Il Commonwealth delle Filippine (spagnolo: Commonwealth de Filipinas, tagalog: Komonwelt ng Pilipinas) fu il nome delle Filippine dal 1935 al 1946 quando era ancora controllato dagli Stati Uniti. Il Commonwealth delle Filippine era stato creato dal Tydings-McDuffie Act, approvato dal Congresso degli Stati Uniti nel 1934. Quando Manuel L. Quezon divenne presidente nel 1935, fu il primo filippino a capo di un governo eletto nelle Filippine.

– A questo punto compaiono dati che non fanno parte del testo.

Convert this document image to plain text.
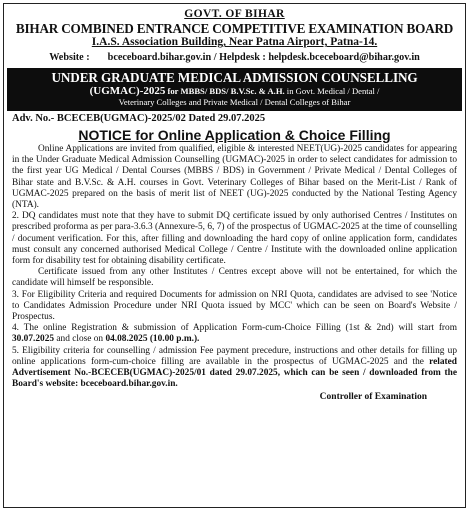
GOVT. OF BIHAR
BIHAR COMBINED ENTRANCE COMPETITIVE EXAMINATION BOARD
I.A.S. Association Building, Near Patna Airport, Patna-14.
Website : bceceboard.bihar.gov.in / Helpdesk : helpdesk.bceceboard@bihar.gov.in
UNDER GRADUATE MEDICAL ADMISSION COUNSELLING
(UGMAC)-2025 for MBBS/ BDS/ B.V.Sc. & A.H. in Govt. Medical / Dental /
Veterinary Colleges and Private Medical / Dental Colleges of Bihar
Adv. No.- BCECEB(UGMAC)-2025/02 Dated 29.07.2025
NOTICE for Online Application & Choice Filling

Online Applications are invited from qualified, eligible & interested NEET(UG)-2025 candidates for appearing in the Under Graduate Medical Admission Counselling (UGMAC)-2025 in order to select candidates for admission to the first year UG Medical / Dental Courses (MBBS / BDS) in Government / Private Medical / Dental Colleges of Bihar state and B.V.Sc. & A.H. courses in Govt. Veterinary Colleges of Bihar based on the Merit-List / Rank of UGMAC-2025 prepared on the basis of merit list of NEET (UG)-2025 conducted by the National Testing Agency (NTA).

2. DQ candidates must note that they have to submit DQ certificate issued by only authorised Centres / Institutes on prescribed proforma as per para-3.6.3 (Annexure-5, 6, 7) of the prospectus of UGMAC-2025 at the time of counselling / document verification. For this, after filling and downloading the hard copy of online application form, candidates must consult any concerned authorised Medical College / Centre / Institute with the downloaded online application form for disability test for obtaining disability certificate.

Certificate issued from any other Institutes / Centres except above will not be entertained, for which the candidate will himself be responsible.

3. For Eligibility Criteria and required Documents for admission on NRI Quota, candidates are advised to see 'Notice to Candidates Admission Procedure under NRI Quota issued by MCC' which can be seen on Board's Website / Prospectus.

4. The online Registration & submission of Application Form-cum-Choice Filling (1st & 2nd) will start from 30.07.2025 and close on 04.08.2025 (10.00 p.m.).

5. Eligibility criteria for counselling / admission Fee payment precedure, instructions and other details for filling up online applications form-cum-choice filling are available in the prospectus of UGMAC-2025 and the related Advertisement No.-BCECEB(UGMAC)-2025/01 dated 29.07.2025, which can be seen / downloaded from the Board's website: bceceboard.bihar.gov.in.

Controller of Examination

Il presidente del Commonwealth filippino aveva un forte controllo sulle isole ed era guidato da una Corte Suprema. L'Assemblea Nazionale o parte legislativa del governo, i cui membri provenivano per lo più dal Partito Nacionalista, all'inizio era una sola, ma in seguito divenne due, una parte inferiore e una superiore. Nel 1937 il governo scelse il tagalog, la lingua di Manila, come lingua nazionale. Alle donne fu permesso di votare e l'economia era forte.

Il governo del Commonwealth filippino fu costretto a lasciare il paese dal 1942 al 1945, quando le Filippine erano sotto il controllo giapponese. Nel 1946, il Commonwealth filippino finì quando iniziò la Terza Repubblica delle Filippine.